Logique financière ou prétexte politique ?
Née à Tunis en décembre 1961, l’Agence de presse algérienne est un pur enfant de la guerre de libération. Rapidement, le média prit de l’envergure et de l’importance, alors que la Révolution algérienne était à son apogée sur le plan de la solidarité internationale.
Le contexte de l’époque, marquée par une déferlante de la décolonisation, la montée des nationalismes et une vague d’indépendances des pays colonisés dans l’hémisphère sud de la planète, a servi les agenciers pionniers de l’APS. A quelques mois des accords d’Evian et du cessez-le-feu, ainsi que du référendum d’autodétermination, l’agence était presque devenue un instrument et un levier indispensable dans le secteur de la communication et de la diffusion instantanée de l’information. Elle devint ainsi le porte-drapeau de la Révolution sur la scène médiatique mondiale.
Mais son véritable essor commença vers la fin des années 1960 et le début des années 1970, alors que le pays vivait une effervescence socialiste et altermondialiste. A l’image de la diplomatie du pays, l’APS devait accompagner cette politique internationale. C’est ainsi que le pouvoir de l’époque a décidé de créer une vingtaine de bureaux de cette agence, un peu partout dans le monde. Ne lésinant pas sur les moyens, le gouvernement de l’époque offrit des moyens considérables humains et financiers à l’installation de ces bureaux. Le choix des sites ne fut guère fortuit, puisqu’on ouvrit des bureaux dans des capitales selon des critères précis. Entre 1975 et 1985, l’APS était représentée à Paris, à Bruxelles ( capitale européenne), à Londres, à Madrid, à Rome, à Moscou, à Washington, au Caire, à Amman, à Beyrouth, à Tunis, à Rabat, à Dakar. Il y avait même un bureau dans la capitale du Zimbabwé, Hararé. Des bureaux qui furent très animés par des journalistes chevronnés et surtout politisés à l’extrême.

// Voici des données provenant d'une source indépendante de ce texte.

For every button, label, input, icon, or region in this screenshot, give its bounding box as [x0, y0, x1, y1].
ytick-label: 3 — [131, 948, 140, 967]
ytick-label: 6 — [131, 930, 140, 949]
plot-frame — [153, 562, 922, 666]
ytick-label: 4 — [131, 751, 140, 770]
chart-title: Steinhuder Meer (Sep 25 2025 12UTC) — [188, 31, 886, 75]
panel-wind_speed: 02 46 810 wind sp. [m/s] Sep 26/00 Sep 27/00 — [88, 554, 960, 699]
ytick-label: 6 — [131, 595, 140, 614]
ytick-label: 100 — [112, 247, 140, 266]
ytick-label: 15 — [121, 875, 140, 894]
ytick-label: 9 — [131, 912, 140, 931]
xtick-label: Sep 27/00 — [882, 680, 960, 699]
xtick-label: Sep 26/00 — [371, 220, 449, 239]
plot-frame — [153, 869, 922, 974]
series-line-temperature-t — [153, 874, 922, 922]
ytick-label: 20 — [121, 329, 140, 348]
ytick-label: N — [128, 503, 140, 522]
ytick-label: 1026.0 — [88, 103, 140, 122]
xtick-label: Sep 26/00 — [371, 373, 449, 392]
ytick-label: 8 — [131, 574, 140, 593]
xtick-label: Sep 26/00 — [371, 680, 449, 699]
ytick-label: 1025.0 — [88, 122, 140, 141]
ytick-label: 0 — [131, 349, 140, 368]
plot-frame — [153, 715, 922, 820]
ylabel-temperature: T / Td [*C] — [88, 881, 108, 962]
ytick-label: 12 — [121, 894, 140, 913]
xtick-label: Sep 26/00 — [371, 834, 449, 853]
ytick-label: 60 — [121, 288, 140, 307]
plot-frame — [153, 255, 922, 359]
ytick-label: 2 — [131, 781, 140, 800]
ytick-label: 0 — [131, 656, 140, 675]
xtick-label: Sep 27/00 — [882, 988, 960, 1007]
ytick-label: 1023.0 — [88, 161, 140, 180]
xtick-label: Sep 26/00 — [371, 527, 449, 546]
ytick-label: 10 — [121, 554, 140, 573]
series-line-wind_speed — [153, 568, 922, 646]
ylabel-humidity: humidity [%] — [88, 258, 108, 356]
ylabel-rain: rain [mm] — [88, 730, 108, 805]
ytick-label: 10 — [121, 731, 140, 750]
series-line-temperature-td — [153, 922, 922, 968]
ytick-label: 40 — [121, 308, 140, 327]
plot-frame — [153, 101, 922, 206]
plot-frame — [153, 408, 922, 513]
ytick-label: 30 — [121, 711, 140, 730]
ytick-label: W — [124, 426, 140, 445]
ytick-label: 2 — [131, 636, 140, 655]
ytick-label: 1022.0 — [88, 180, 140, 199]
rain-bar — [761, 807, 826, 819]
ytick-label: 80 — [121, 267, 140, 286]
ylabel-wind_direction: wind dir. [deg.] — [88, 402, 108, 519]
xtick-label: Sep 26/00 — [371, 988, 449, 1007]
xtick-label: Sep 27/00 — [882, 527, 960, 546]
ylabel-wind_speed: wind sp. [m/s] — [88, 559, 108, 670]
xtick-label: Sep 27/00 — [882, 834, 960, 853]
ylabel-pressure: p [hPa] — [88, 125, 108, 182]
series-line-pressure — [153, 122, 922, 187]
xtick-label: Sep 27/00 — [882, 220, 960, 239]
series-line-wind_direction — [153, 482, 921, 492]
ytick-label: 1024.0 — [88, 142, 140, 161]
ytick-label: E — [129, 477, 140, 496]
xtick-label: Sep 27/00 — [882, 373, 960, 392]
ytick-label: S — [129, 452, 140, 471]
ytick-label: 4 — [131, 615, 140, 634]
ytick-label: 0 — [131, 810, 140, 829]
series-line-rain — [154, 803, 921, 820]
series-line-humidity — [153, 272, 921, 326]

Dignes représentants du pays, ces journalistes professionnels étaient presque dans la peau des diplomates, obligés de faire valoir, en plus du métier de collecte de l’information, de son traitement et de sa diffusion, des idées et des principes de notre Révolution. Un bureau de l’APS à l’étranger était presque l’interface d’une ambassade. On était sûr que la voix de l’Algérie, sur les plans médiatique et intellectuel, était omniprésente sur la scène internationale. Au plus fort moment des crises régionales et mondiales, ces bureaux de l’APS étaient plus indiqués à répercuter le point de vue national et patriotique. Les meilleures plumes de la presse nationale, certaines versées dans la retraite administrative, continuent d’exercer dans des quotidiens nationaux, ont fréquenté et animé ces bureaux durant des années, le temps d’un « mandat » professionnel ou d’une affectation.
Or, depuis une dizaine d’années, ce réseau s’effiloche et perd de son envergure. Raison financière ou prétexte politique, l’APS a commencé à fermer timidement un à un ces bureaux. La logique économique venait de prendre le dessus sur l’aspect « marketing et image du pays ». Devenue EPIC, entreprise à caractère industriel et commercial, l’APS ne pouvait que défendre ce statut de service public, ses missions et la spécificité de son « monopole d’information générale ». N’ayant plus les dotations budgétaires qu’il faut, l’APS est ensuite reléguée dans l’échelle des préoccupations des pouvoirs publics.
Il y a quelques temps, le ministre de la Communication a plaidé pour la création de nouveaux instruments et organes médiatiques publics, chargés justement de défendre l’image du pays et de promouvoir ses principes, ses idéaux et ses points de vue. Ce ministre pense que dans le monde actuel, devenu complexe par le flot des informations instantanées sur le Net, à la télé ou à travers l’Internet 4G, la voix de l’Algérie risque bien de disparaître, noyée et noyautée par un flux continu d’infos, dont on ne connaît ni sa part de propagande ni sa part de l’intox. Le hic, c’est que le ministre n’a point cru utile de relancer le projet de ces bureaux fermés ou leur redéploiement, préférant plutôt miser sur un obscur « projet d’une chaîne de télévision publique », sur le modèle de France 24. Un projet qui risque de ne plus voir le jour en raison de la baisse des recettes pétrolières.